丸山誠治 設立から2年目を迎え、「事業は順調に進んでいる」と話す丸山氏

―― コノキューは法人向けとコンシューマー向けの両方を手掛けていますが、現状は法人向けが主体なのでしょうか?

丸山氏 われわれが今持っている技術とサービスのほとんどは法人向けで、着実に伸びています。コンシューマー向けは、まだビジネスとしては成長していない状況で、それは他社さんも同じで、成功している事業者さんはいらっしゃらないのではないかと思います。ただし、VTuber向けのものは需要があります。

NTTが研究開発を行い、コノキューがビジネスにつなげる

―― メタバース・XRの事業はNTTグループ全体で取り組んでいる印象があります。各社の事業のすみ分けはどのようになっているのでしょうか?

丸山氏 コノキューはNTTドコモが100%出資する子会社で、ドコモはNTTの100%子会社です。足の長い開発はNTTの研究所が行い、その途中からドコモのR&Dが関わり、われわれはその実用化というか、ビジネスにつなげる。それぞれフェーズが違って、連携しています。それぞれの会社で別々の人がやっているわけですが、ストーリーとしてはつながっています。われわれが10年後に実現したいなぁと思うことを、NTTの研究所にお願いするといったことはあります。

―― 一般の人がコノキューのデバイスやコンテンツを体験できる場はありますか?

丸山氏 2023年3月から東京・秋葉原に「XR BASE」という、われわれのショールームといえる場所を設けて、誰でも無料で体験していただけます。新しく開発したデバイスがリリースされたら、それも体験できるようにします。

―― 今回のMWCでデバイスを出展した狙いは? デバイスの海外展開も視野に入れているのでしょうか?

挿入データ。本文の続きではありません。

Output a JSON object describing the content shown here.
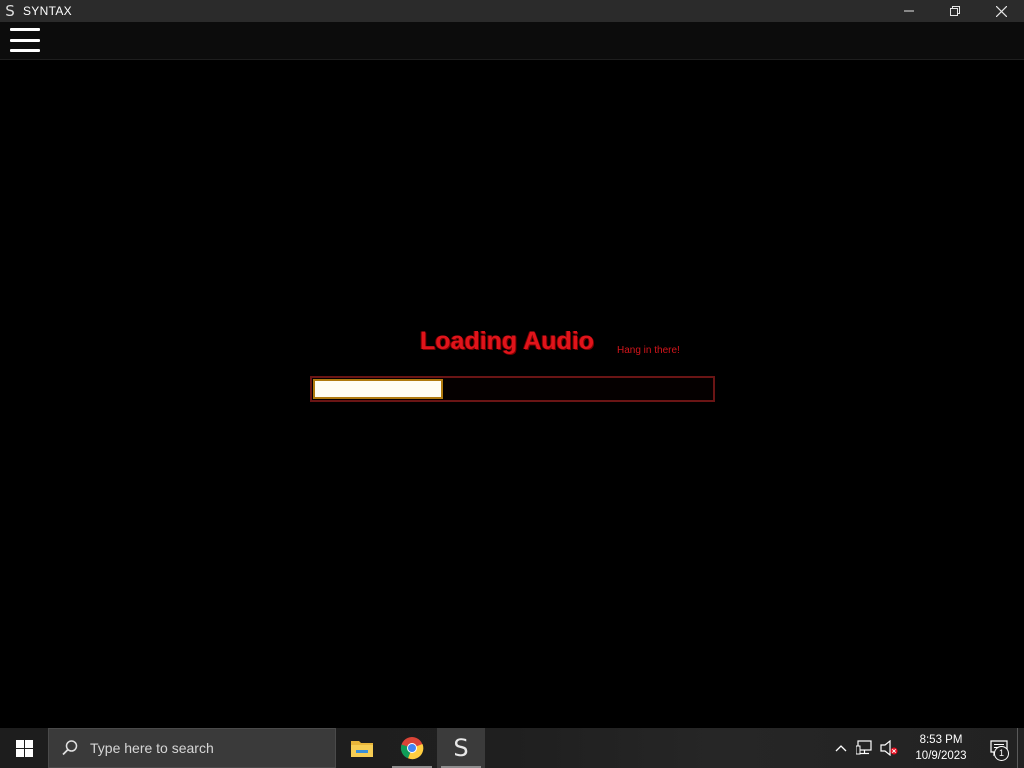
{
  "window": {
    "logo": "S",
    "title": "SYNTAX",
    "minimize_icon": "minimize-icon",
    "restore_icon": "restore-icon",
    "close_icon": "close-icon"
  },
  "header": {
    "menu_icon": "hamburger-menu-icon"
  },
  "loading": {
    "title": "Loading Audio",
    "subtitle": "Hang in there!",
    "progress": 0.32,
    "title_color": "#e0141b",
    "fill_color": "#fffdf3",
    "fill_border_color": "#b07a0e",
    "track_border_color": "#6a1515"
  },
  "taskbar": {
    "start_icon": "windows-start-icon",
    "search_placeholder": "Type here to search",
    "apps": [
      {
        "name": "File Explorer",
        "icon": "folder-icon"
      },
      {
        "name": "Google Chrome",
        "icon": "chrome-icon"
      },
      {
        "name": "SYNTAX",
        "icon": "syntax-app-icon",
        "glyph": "S",
        "active": true
      }
    ],
    "tray": {
      "time": "8:53 PM",
      "date": "10/9/2023",
      "notification_count": "1"
    }
  }
}
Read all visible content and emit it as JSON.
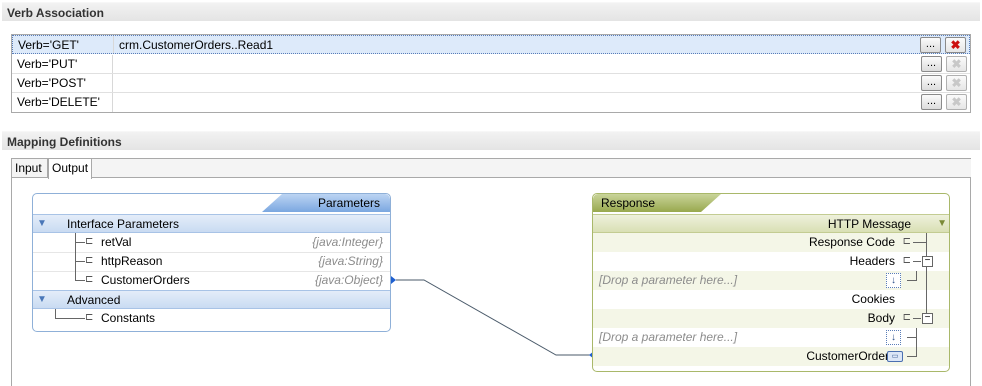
{
  "verb_section": {
    "title": "Verb Association",
    "rows": [
      {
        "verb": "Verb='GET'",
        "operation": "crm.CustomerOrders..Read1",
        "ellipsis": "...",
        "delete": "✖"
      },
      {
        "verb": "Verb='PUT'",
        "operation": "",
        "ellipsis": "...",
        "delete": "✖"
      },
      {
        "verb": "Verb='POST'",
        "operation": "",
        "ellipsis": "...",
        "delete": "✖"
      },
      {
        "verb": "Verb='DELETE'",
        "operation": "",
        "ellipsis": "...",
        "delete": "✖"
      }
    ]
  },
  "mapping_section": {
    "title": "Mapping Definitions",
    "tabs": [
      {
        "label": "Input"
      },
      {
        "label": "Output"
      }
    ],
    "active_tab": "Output"
  },
  "parameters_panel": {
    "title": "Parameters",
    "groups": [
      {
        "label": "Interface Parameters",
        "items": [
          {
            "name": "retVal",
            "type": "{java:Integer}"
          },
          {
            "name": "httpReason",
            "type": "{java:String}"
          },
          {
            "name": "CustomerOrders",
            "type": "{java:Object}"
          }
        ]
      },
      {
        "label": "Advanced",
        "items": [
          {
            "name": "Constants",
            "type": ""
          }
        ]
      }
    ]
  },
  "response_panel": {
    "title": "Response",
    "group_label": "HTTP Message",
    "rows": [
      {
        "label": "Response Code"
      },
      {
        "label": "Headers"
      },
      {
        "drop": "[Drop a parameter here...]"
      },
      {
        "label": "Cookies"
      },
      {
        "label": "Body"
      },
      {
        "drop": "[Drop a parameter here...]"
      },
      {
        "label": "CustomerOrders"
      }
    ]
  },
  "icons": {
    "collapse_triangle": "triangle-down-icon",
    "tree_node": "tree-node-icon",
    "expander_minus": "minus-icon",
    "drop_arrow": "down-arrow-icon",
    "object_icon": "object-icon"
  },
  "colors": {
    "param_accent": "#7ba7e0",
    "response_accent": "#98a84e",
    "delete_active": "#cc1111"
  }
}
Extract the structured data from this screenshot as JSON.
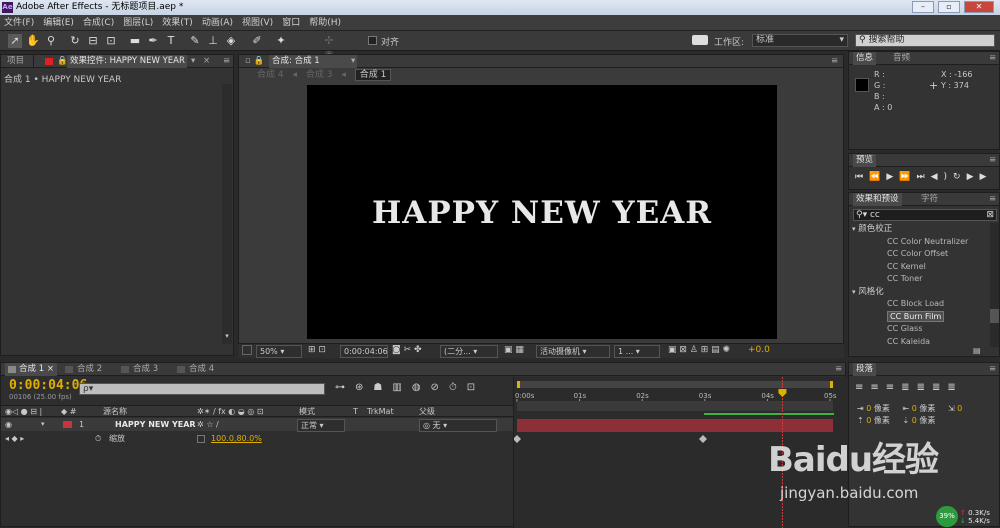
{
  "window": {
    "title": "Adobe After Effects - 无标题项目.aep *",
    "logo": "Ae"
  },
  "menu": [
    "文件(F)",
    "编辑(E)",
    "合成(C)",
    "图层(L)",
    "效果(T)",
    "动画(A)",
    "视图(V)",
    "窗口",
    "帮助(H)"
  ],
  "toolbar": {
    "snap_label": "对齐",
    "workspace_label": "工作区:",
    "workspace_value": "标准",
    "search_placeholder": "搜索帮助"
  },
  "project_panel": {
    "tab_project": "项目",
    "tab_effects": "效果控件: HAPPY NEW YEAR",
    "breadcrumb": "合成 1 • HAPPY NEW YEAR"
  },
  "composition": {
    "tab_label": "合成: 合成 1",
    "sub_tabs": [
      "合成 4",
      "合成 3",
      "合成 1"
    ],
    "text": "HAPPY NEW YEAR",
    "zoom": "50%",
    "timecode": "0:00:04:06",
    "resolution": "(二分...",
    "camera": "活动摄像机",
    "views": "1 ...",
    "exposure": "+0.0"
  },
  "info_panel": {
    "tab_info": "信息",
    "tab_audio": "音频",
    "r": "R :",
    "g": "G :",
    "b": "B :",
    "a": "A : 0",
    "x": "X : -166",
    "y": "Y : 374"
  },
  "preview_panel": {
    "tab": "预览"
  },
  "effects_panel": {
    "tab_effects": "效果和预设",
    "tab_char": "字符",
    "search_value": "cc",
    "groups": [
      {
        "name": "颜色校正",
        "items": [
          "CC Color Neutralizer",
          "CC Color Offset",
          "CC Kernel",
          "CC Toner"
        ]
      },
      {
        "name": "风格化",
        "items": [
          "CC Block Load",
          "CC Burn Film",
          "CC Glass",
          "CC Kaleida"
        ]
      }
    ],
    "selected": "CC Burn Film"
  },
  "paragraph_panel": {
    "tab": "段落",
    "unit": "像素",
    "values": [
      "0",
      "0",
      "0",
      "0",
      "0"
    ]
  },
  "timeline": {
    "tabs": [
      "合成 1",
      "合成 2",
      "合成 3",
      "合成 4"
    ],
    "timecode": "0:00:04:06",
    "frame_info": "00106 (25.00 fps)",
    "search_placeholder": "ρ▾",
    "columns": {
      "source": "源名称",
      "mode": "模式",
      "t": "T",
      "trkmat": "TrkMat",
      "parent": "父级"
    },
    "layer": {
      "index": "1",
      "name": "HAPPY NEW YEAR",
      "mode": "正常",
      "parent": "无"
    },
    "property": {
      "name": "缩放",
      "value": "100.0,80.0%"
    },
    "ruler": [
      "0:00s",
      "01s",
      "02s",
      "03s",
      "04s",
      "05s"
    ],
    "current_time_seconds": 4.24
  },
  "status": {
    "cpu": "39%",
    "up": "0.3K/s",
    "down": "5.4K/s"
  },
  "watermark": {
    "brand": "Baidu经验",
    "url": "jingyan.baidu.com"
  },
  "colors": {
    "accent": "#e0b000",
    "layer_bar": "#8c2f37",
    "label_red": "#c8343d"
  }
}
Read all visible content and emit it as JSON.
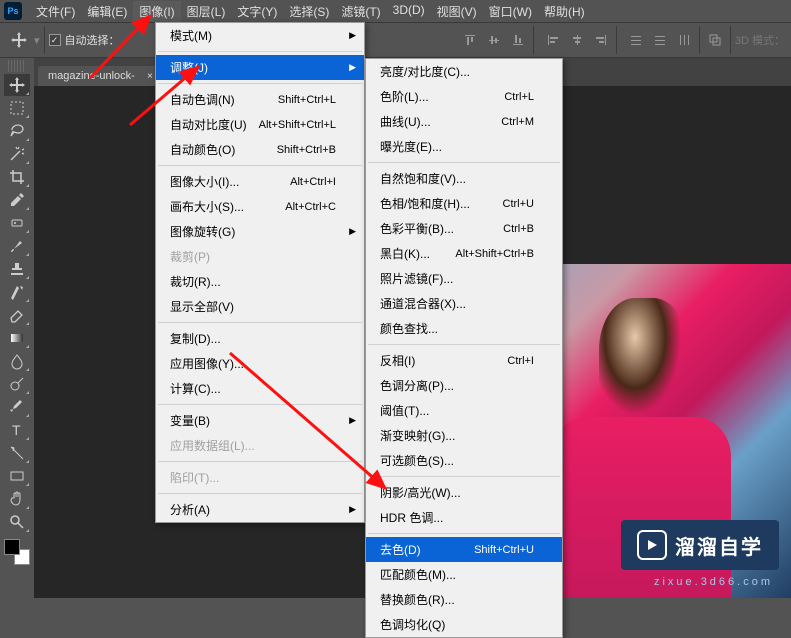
{
  "menubar": {
    "items": [
      "文件(F)",
      "编辑(E)",
      "图像(I)",
      "图层(L)",
      "文字(Y)",
      "选择(S)",
      "滤镜(T)",
      "3D(D)",
      "视图(V)",
      "窗口(W)",
      "帮助(H)"
    ],
    "active_index": 2
  },
  "optionsbar": {
    "auto_select_label": "自动选择：",
    "mode3d_label": "3D 模式："
  },
  "doctab": {
    "name": "magazine-unlock-",
    "close": "×"
  },
  "dropdown1": {
    "groups": [
      [
        {
          "label": "模式(M)",
          "arrow": true
        }
      ],
      [
        {
          "label": "调整(J)",
          "arrow": true,
          "hover": true
        }
      ],
      [
        {
          "label": "自动色调(N)",
          "short": "Shift+Ctrl+L"
        },
        {
          "label": "自动对比度(U)",
          "short": "Alt+Shift+Ctrl+L"
        },
        {
          "label": "自动颜色(O)",
          "short": "Shift+Ctrl+B"
        }
      ],
      [
        {
          "label": "图像大小(I)...",
          "short": "Alt+Ctrl+I"
        },
        {
          "label": "画布大小(S)...",
          "short": "Alt+Ctrl+C"
        },
        {
          "label": "图像旋转(G)",
          "arrow": true
        },
        {
          "label": "裁剪(P)",
          "disabled": true
        },
        {
          "label": "裁切(R)..."
        },
        {
          "label": "显示全部(V)"
        }
      ],
      [
        {
          "label": "复制(D)..."
        },
        {
          "label": "应用图像(Y)..."
        },
        {
          "label": "计算(C)..."
        }
      ],
      [
        {
          "label": "变量(B)",
          "arrow": true
        },
        {
          "label": "应用数据组(L)...",
          "disabled": true
        }
      ],
      [
        {
          "label": "陷印(T)...",
          "disabled": true
        }
      ],
      [
        {
          "label": "分析(A)",
          "arrow": true
        }
      ]
    ]
  },
  "dropdown2": {
    "groups": [
      [
        {
          "label": "亮度/对比度(C)..."
        },
        {
          "label": "色阶(L)...",
          "short": "Ctrl+L"
        },
        {
          "label": "曲线(U)...",
          "short": "Ctrl+M"
        },
        {
          "label": "曝光度(E)..."
        }
      ],
      [
        {
          "label": "自然饱和度(V)..."
        },
        {
          "label": "色相/饱和度(H)...",
          "short": "Ctrl+U"
        },
        {
          "label": "色彩平衡(B)...",
          "short": "Ctrl+B"
        },
        {
          "label": "黑白(K)...",
          "short": "Alt+Shift+Ctrl+B"
        },
        {
          "label": "照片滤镜(F)..."
        },
        {
          "label": "通道混合器(X)..."
        },
        {
          "label": "颜色查找..."
        }
      ],
      [
        {
          "label": "反相(I)",
          "short": "Ctrl+I"
        },
        {
          "label": "色调分离(P)..."
        },
        {
          "label": "阈值(T)..."
        },
        {
          "label": "渐变映射(G)..."
        },
        {
          "label": "可选颜色(S)..."
        }
      ],
      [
        {
          "label": "阴影/高光(W)..."
        },
        {
          "label": "HDR 色调..."
        }
      ],
      [
        {
          "label": "去色(D)",
          "short": "Shift+Ctrl+U",
          "hover": true
        },
        {
          "label": "匹配颜色(M)..."
        },
        {
          "label": "替换颜色(R)..."
        },
        {
          "label": "色调均化(Q)"
        }
      ]
    ]
  },
  "brand": {
    "text": "溜溜自学",
    "sub": "zixue.3d66.com"
  },
  "tools": [
    "move",
    "marquee",
    "lasso",
    "wand",
    "crop",
    "eyedrop",
    "patch",
    "brush",
    "stamp",
    "history",
    "eraser",
    "gradient",
    "blur",
    "dodge",
    "pen",
    "type",
    "path",
    "rect",
    "hand",
    "zoom"
  ]
}
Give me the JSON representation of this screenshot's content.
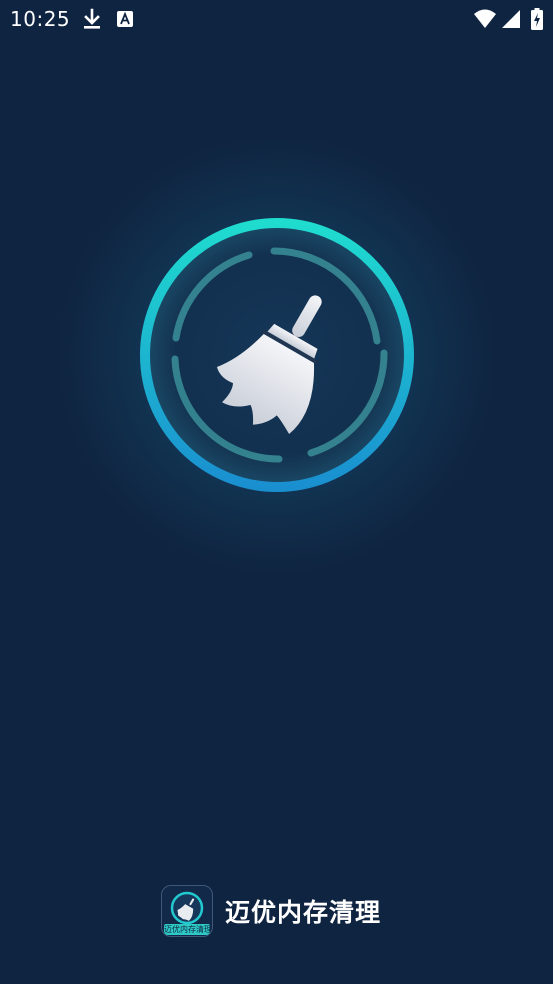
{
  "status_bar": {
    "time": "10:25",
    "icons": [
      "download-icon",
      "a-notification-icon",
      "wifi-icon",
      "signal-icon",
      "battery-charging-icon"
    ]
  },
  "splash": {
    "logo_icon": "broom-icon",
    "colors": {
      "background": "#0f2440",
      "ring_top": "#1fdccf",
      "ring_bottom": "#1a8fd0",
      "broom": "#e8ebf0"
    }
  },
  "footer": {
    "app_icon_caption": "迈优内存清理",
    "app_name": "迈优内存清理"
  }
}
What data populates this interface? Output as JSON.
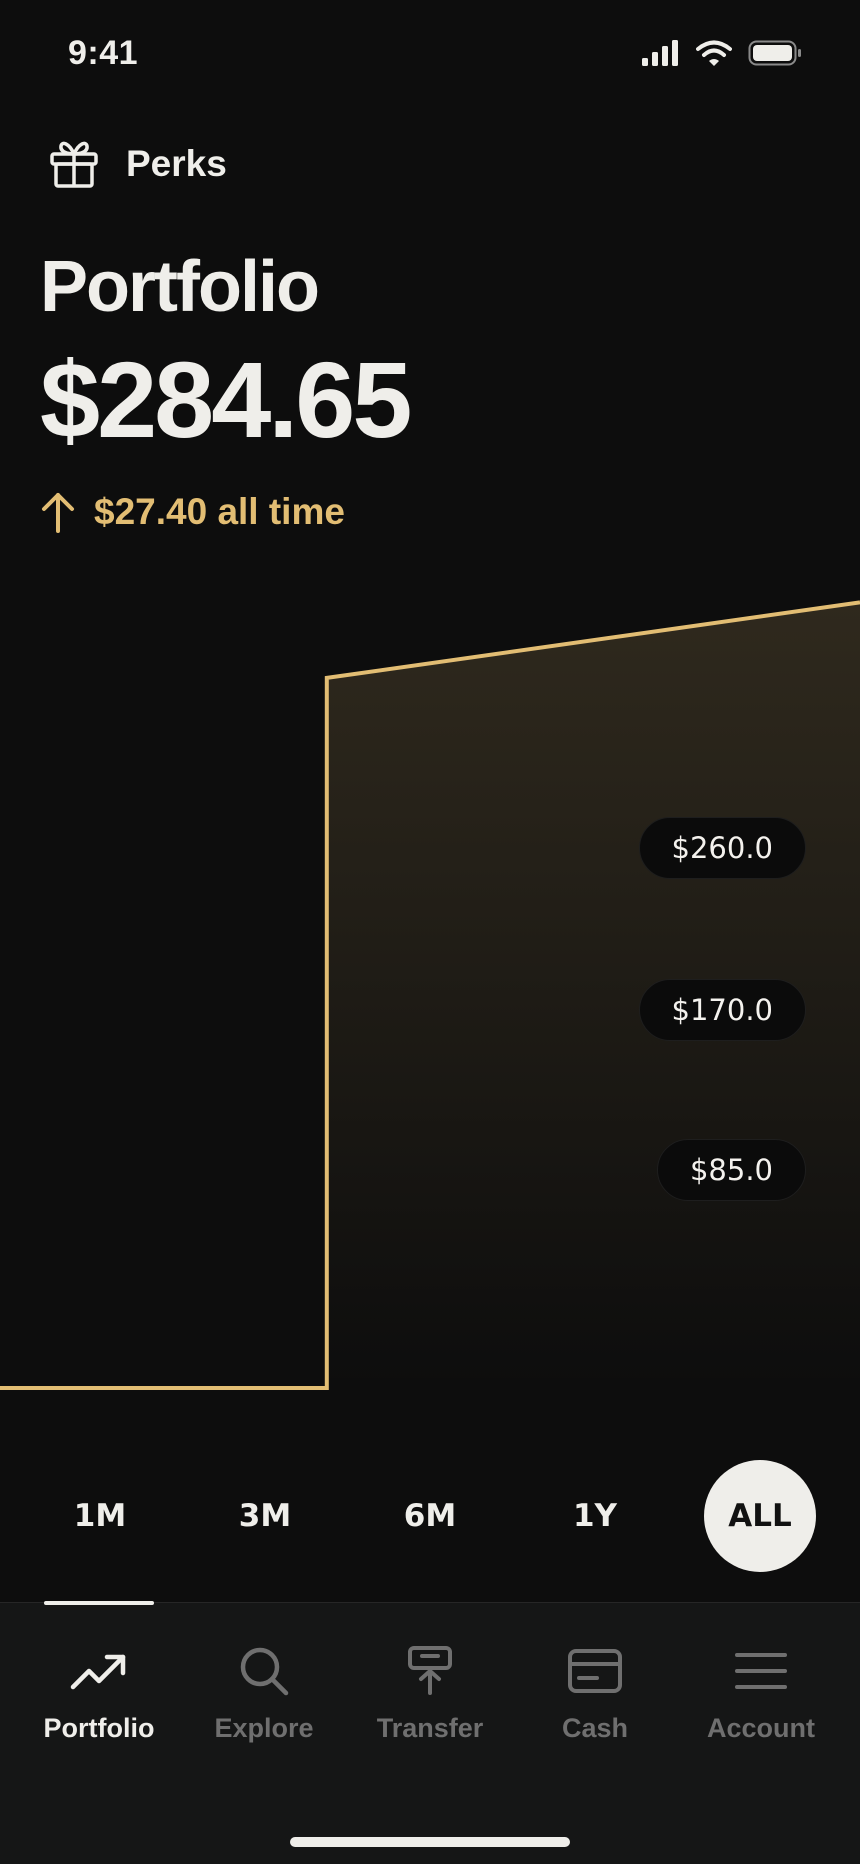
{
  "status_bar": {
    "time": "9:41",
    "icons": [
      "cellular-signal-icon",
      "wifi-icon",
      "battery-icon"
    ]
  },
  "perks": {
    "label": "Perks",
    "icon": "gift-icon"
  },
  "header": {
    "title": "Portfolio",
    "value": "$284.65",
    "change": "$27.40 all time",
    "change_direction_icon": "arrow-up-icon"
  },
  "colors": {
    "background": "#0d0d0d",
    "accent": "#e2bd73",
    "text": "#efeeea",
    "inactive_text": "#6f6f6f",
    "tab_bar": "#151616"
  },
  "chart_data": {
    "type": "line",
    "area_fill": true,
    "ylim": [
      0,
      300
    ],
    "y_tick_labels": [
      "$260.0",
      "$170.0",
      "$85.0"
    ],
    "series": [
      {
        "points": [
          [
            0,
            0
          ],
          [
            0.38,
            0
          ],
          [
            0.38,
            257.27
          ],
          [
            1.0,
            284.65
          ]
        ]
      }
    ]
  },
  "ranges": {
    "options": [
      "1M",
      "3M",
      "6M",
      "1Y",
      "ALL"
    ],
    "selected": "ALL"
  },
  "tabs": [
    {
      "label": "Portfolio",
      "icon": "trending-up-icon",
      "active": true
    },
    {
      "label": "Explore",
      "icon": "search-icon",
      "active": false
    },
    {
      "label": "Transfer",
      "icon": "transfer-icon",
      "active": false
    },
    {
      "label": "Cash",
      "icon": "card-icon",
      "active": false
    },
    {
      "label": "Account",
      "icon": "menu-icon",
      "active": false
    }
  ]
}
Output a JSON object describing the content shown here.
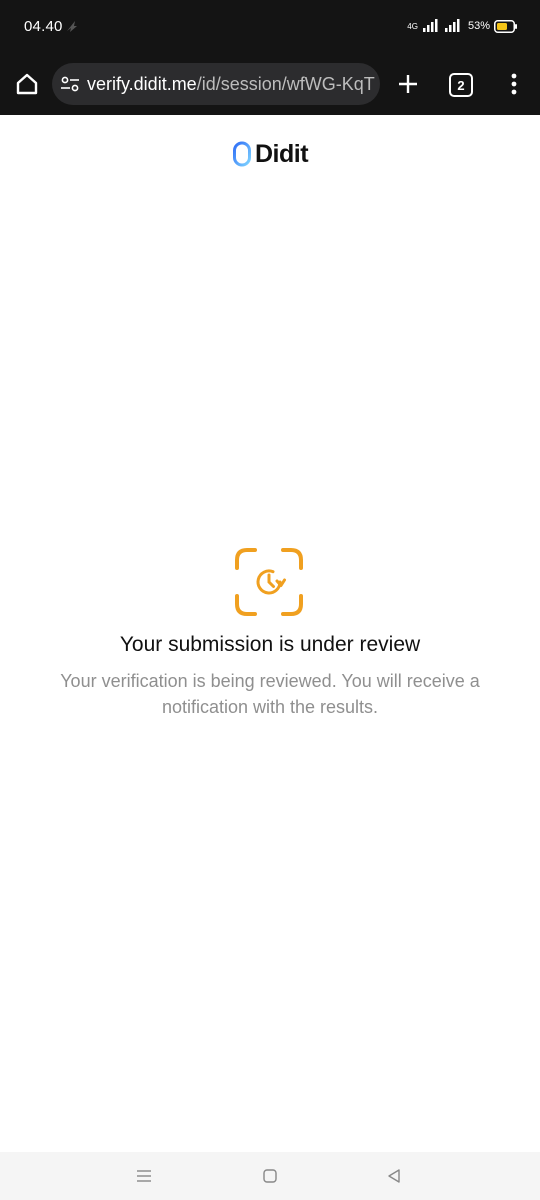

丸山氏 今回の出展は、決して商品の発表ではありません。まずはデベロッパーさんに、こういう製品があるということを知っていただいて、われわれとの個別の交渉で、ソフトウェアを開発していただくきっかけになればと。XRのソフトウェアを開発する会社は世界中にたくさんあるので、多くのデベロッパーに紹介できる意義は非常に大きいと考えています。

デベロッパーと交流することで、デバイスの可能性が広がる

―― コノキューでこれから特に力を入れていきたい分野はありますか?

丸山氏 いくつかありますが、現在やっている法人向けの事業は着実に伸ばしていきたいです。次にデバイスですね。開発しているARグラスはいろいろな用途に使えるので、企業の方にも活用していただけます。サービスを拡充するきっかけにもなると考えています。また、デベロッパーの方々との交流の輪を広がることで、新しい用途に気づいたり、可能性が広がったりしていくことにも期待しています。3つ目はメタバース。今は沈静化をしていますが、次の波は必ずやってきます。それまでに必要な技術を開発し、投入できるサービスを検討していかなければなりません。

―― 通信会社がXR事業を手掛ける強みはどこにあるのでしょうか?

丸山氏 今のXRが未熟なのは、やはり通信のスピードが足りないとか、端末の性能が追い付かないといったことが根本的な要因になっています。やはり3次元のデータを扱うとものすごいデータ量になるので、通信速度もマシンの性能もさらに上げていかなければなりません。そうならないと本当のXRの時代は来ませんし、われわれはそれを目指して、いろいろなものの開発を進めています。データの処理はクラウドでも端末側でもでき、それをうまく組み合わせてやることが重要。全体が分かった上で取り組めることに、通信キャリアが行う強みがあると思います。